The other problem in the Middle East
Also: AltaCorp Capital's Jeremy McCrea makes the case for Bellatrix Exploration
When he was younger, Max Fawcett wanted to make a mint in the markets. Now as the managing editor of Alberta Venture he gets to write about them. Close enough, right? He can be reached at email@example.com
by Max Fawcett
Oil prices continue to remain high, and while it’s due to events in the Middle East it might not be the ones you’re thinking of. Yes, Syria remains in the headlines, but it’s the plummeting oil production in Libya that’s helping lift Brent and WTI. According to AltaCorp’s latest research note, the country’s production has fallen below 100,000 barrels per day – a two year low, and a staggering drop from the 1.6 million barrels per day it was producing when Muammar Gaddafi was removed from office. That production has been replaced by Saudi crude, but because it’s of a different quality (medium heavy/sour grade rather than Libya’s light sweet crude) it’s pushing out differentials between heavy and light crude.

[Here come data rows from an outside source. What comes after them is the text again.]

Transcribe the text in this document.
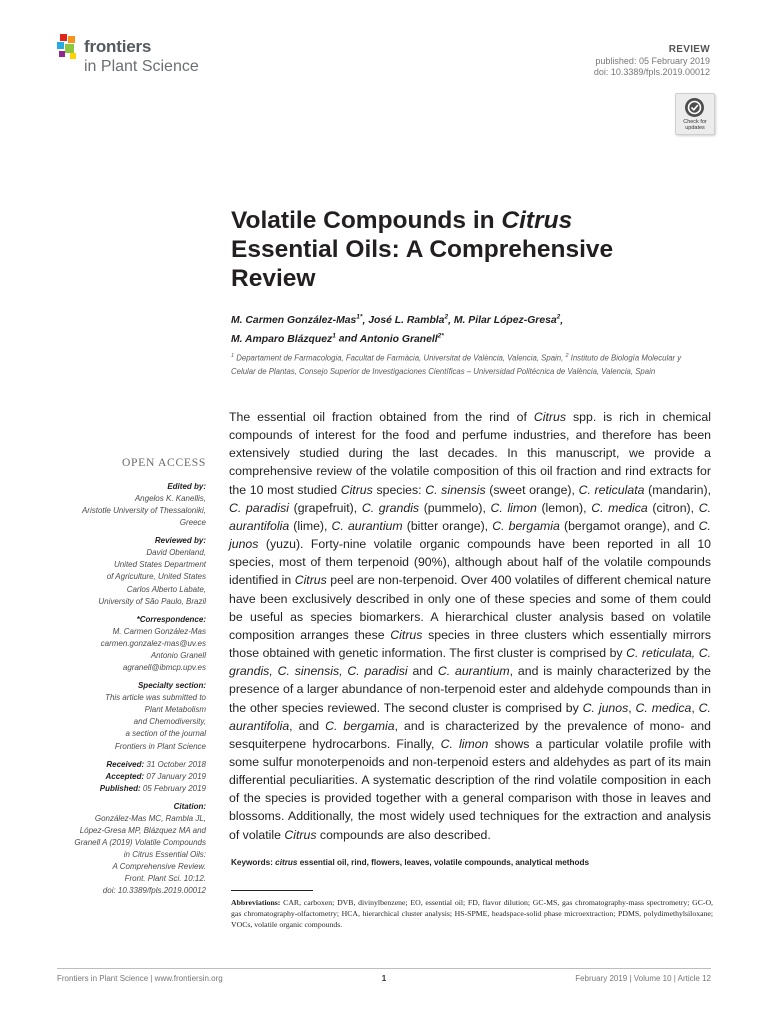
frontiers
in Plant Science
REVIEW
published: 05 February 2019
doi: 10.3389/fpls.2019.00012
Check for updates
Volatile Compounds in Citrus
Essential Oils: A Comprehensive
Review
M. Carmen González-Mas$^{1*}$, José L. Rambla$^2$, M. Pilar López-Gresa$^2$,
M. Amparo Blázquez$^1$ and Antonio Granell$^{2*}$
$^1$ Departament de Farmacologia, Facultat de Farmàcia, Universitat de València, Valencia, Spain, $^2$ Instituto de Biología Molecular y Celular de Plantas, Consejo Superior de Investigaciones Científicas – Universidad Politécnica de València, Valencia, Spain
The essential oil fraction obtained from the rind of Citrus spp. is rich in chemical compounds of interest for the food and perfume industries, and therefore has been extensively studied during the last decades. In this manuscript, we provide a comprehensive review of the volatile composition of this oil fraction and rind extracts for the 10 most studied Citrus species: C. sinensis (sweet orange), C. reticulata (mandarin), C. paradisi (grapefruit), C. grandis (pummelo), C. limon (lemon), C. medica (citron), C. aurantifolia (lime), C. aurantium (bitter orange), C. bergamia (bergamot orange), and C. junos (yuzu). Forty-nine volatile organic compounds have been reported in all 10 species, most of them terpenoid (90%), although about half of the volatile compounds identified in Citrus peel are non-terpenoid. Over 400 volatiles of different chemical nature have been exclusively described in only one of these species and some of them could be useful as species biomarkers. A hierarchical cluster analysis based on volatile composition arranges these Citrus species in three clusters which essentially mirrors those obtained with genetic information. The first cluster is comprised by C. reticulata, C. grandis, C. sinensis, C. paradisi and C. aurantium, and is mainly characterized by the presence of a larger abundance of non-terpenoid ester and aldehyde compounds than in the other species reviewed. The second cluster is comprised by C. junos, C. medica, C. aurantifolia, and C. bergamia, and is characterized by the prevalence of mono- and sesquiterpene hydrocarbons. Finally, C. limon shows a particular volatile profile with some sulfur monoterpenoids and non-terpenoid esters and aldehydes as part of its main differential peculiarities. A systematic description of the rind volatile composition in each of the species is provided together with a general comparison with those in leaves and blossoms. Additionally, the most widely used techniques for the extraction and analysis of volatile Citrus compounds are also described.
Keywords: citrus essential oil, rind, flowers, leaves, volatile compounds, analytical methods
Abbreviations: CAR, carboxen; DVB, divinylbenzene; EO, essential oil; FD, flavor dilution; GC-MS, gas chromatography-mass spectrometry; GC-O, gas chromatography-olfactometry; HCA, hierarchical cluster analysis; HS-SPME, headspace-solid phase microextraction; PDMS, polydimethylsiloxane; VOCs, volatile organic compounds.
OPEN ACCESS
Edited by:
Angelos K. Kanellis,
Aristotle University of Thessaloniki,
Greece
Reviewed by:
David Obenland,
United States Department
of Agriculture, United States
Carlos Alberto Labate,
University of São Paulo, Brazil
*Correspondence:
M. Carmen González-Mas
carmen.gonzalez-mas@uv.es
Antonio Granell
agranell@ibmcp.upv.es
Specialty section:
This article was submitted to
Plant Metabolism
and Chemodiversity,
a section of the journal
Frontiers in Plant Science
Received: 31 October 2018
Accepted: 07 January 2019
Published: 05 February 2019
Citation:
González-Mas MC, Rambla JL,
López-Gresa MP, Blázquez MA and
Granell A (2019) Volatile Compounds
in Citrus Essential Oils:
A Comprehensive Review.
Front. Plant Sci. 10:12.
doi: 10.3389/fpls.2019.00012
Frontiers in Plant Science | www.frontiersin.org	1	February 2019 | Volume 10 | Article 12
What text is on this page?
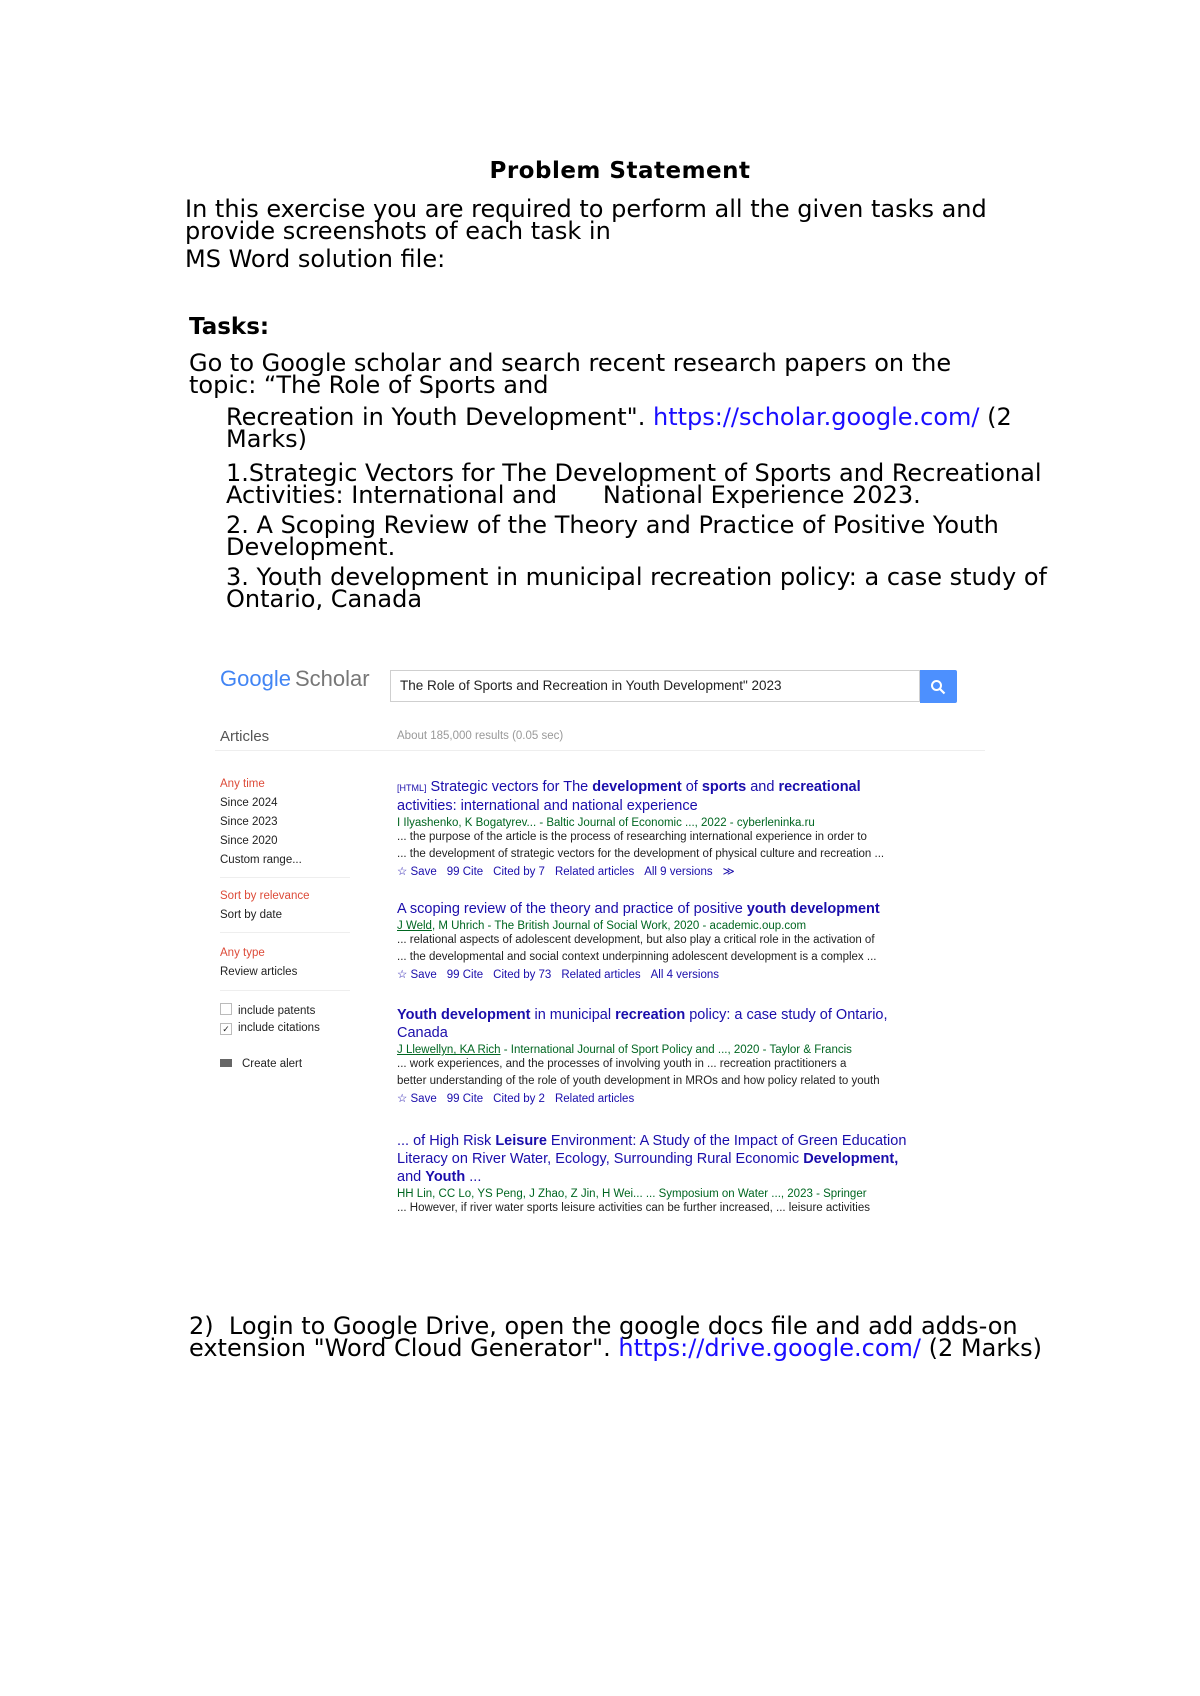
Problem Statement
In this exercise you are required to perform all the given tasks and
provide screenshots of each task in
MS Word solution file:
Tasks:
Go to Google scholar and search recent research papers on the
topic: “The Role of Sports and
Recreation in Youth Development". https://scholar.google.com/ (2
Marks)
1.Strategic Vectors for The Development of Sports and Recreational
Activities: International and      National Experience 2023.
2. A Scoping Review of the Theory and Practice of Positive Youth
Development.
3. Youth development in municipal recreation policy: a case study of
Ontario, Canada
Google Scholar	The Role of Sports and Recreation in Youth Development" 2023
Articles	About 185,000 results (0.05 sec)
Any time
Since 2024
Since 2023
Since 2020
Custom range...
Sort by relevance
Sort by date
Any type
Review articles
include patents
✓ include citations
Create alert
[HTML] Strategic vectors for The development of sports and recreational
activities: international and national experience
I Ilyashenko, K Bogatyrev... - Baltic Journal of Economic ..., 2022 - cyberleninka.ru
... the purpose of the article is the process of researching international experience in order to
... the development of strategic vectors for the development of physical culture and recreation ...
☆ Save 99 Cite Cited by 7 Related articles All 9 versions ≫
A scoping review of the theory and practice of positive youth development
J Weld, M Uhrich - The British Journal of Social Work, 2020 - academic.oup.com
... relational aspects of adolescent development, but also play a critical role in the activation of
... the developmental and social context underpinning adolescent development is a complex ...
☆ Save 99 Cite Cited by 73 Related articles All 4 versions
Youth development in municipal recreation policy: a case study of Ontario,
Canada
J Llewellyn, KA Rich - International Journal of Sport Policy and ..., 2020 - Taylor & Francis
... work experiences, and the processes of involving youth in ... recreation practitioners a
better understanding of the role of youth development in MROs and how policy related to youth
☆ Save 99 Cite Cited by 2 Related articles
... of High Risk Leisure Environment: A Study of the Impact of Green Education
Literacy on River Water, Ecology, Surrounding Rural Economic Development,
and Youth ...
HH Lin, CC Lo, YS Peng, J Zhao, Z Jin, H Wei... ... Symposium on Water ..., 2023 - Springer
... However, if river water sports leisure activities can be further increased, ... leisure activities
2)  Login to Google Drive, open the google docs file and add adds-on
extension "Word Cloud Generator". https://drive.google.com/ (2 Marks)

Meanwhile, AltaCorp’s Jeremy McCrea highlighted Bellatrix Exploration (TSE:BXE) as his top pick for the fall. As he noted, it’s not a new name for them – they had it as the top pick at the beginning of 2013, and the story remains the same. Why? It’s one of the least leveraged names in the space, with debt-cash flow of just 0.8 for 2014, but it’s still growing at a remarkable clip, with expected growth of cash flow per share of 50 per cent and production per share of 40 per cent in 2014. It also has a strong management team, an inexpensive valuation (an expected EV/DACF ratio of 3.6 for 2014) and asset economics that are nearly unparalleled in the patch. For example, its Notikewin joint-venture wells pay back within two months, while its Cardium wells do so in eight. With more than 15 years of drilling targets, McCrea says the company “should continue tremendous growth for the forseeable future.” In addition to its proven ability to grow cash flow and production on a per-share basis, it may benefit from a multiple expansion once it reaches the $1 billion market cap threshold and becomes available to larger institutional investors. McCrea has a $10 price target on Bellatrix shares.
And last week, Genevieve Roch-Decter, a portfolio manager with LDIC, swung by the BNN studios to talk about energy infrastructure companies on Market Call. Two of her top picks were Alberta companies, and they were headlined by Badger Daylighting (TSE:BAD), a company with a ticker symbol that belies its recent performance. In its most recent quarter it grew its EBIDTA by almost 50 per cent on a year-over-year basis, and despite its performance over the last year (up more than 100 per cent) Roch-Decter thinks there’s still room for it to run. “It’s just going to keep chugging along. It’s trading at an eight-times multiple, and I think it deserves a 10-times multiple. It’s been consistently showing growth, and it’s not a volatile stock.” She also picked Inter Pipeline Fund (TSE:IPL), which is her firm’s largest holding and one of her favourites for its ability to add new contracts and projects without diluting shareholders or over-leveraging its balance sheet. The fact that it recently converted into a corporation should be positive for shareholders, as it will allow U.S.-based investors to buy the stock for the first time. She thinks its shares will reach $30 by 2016.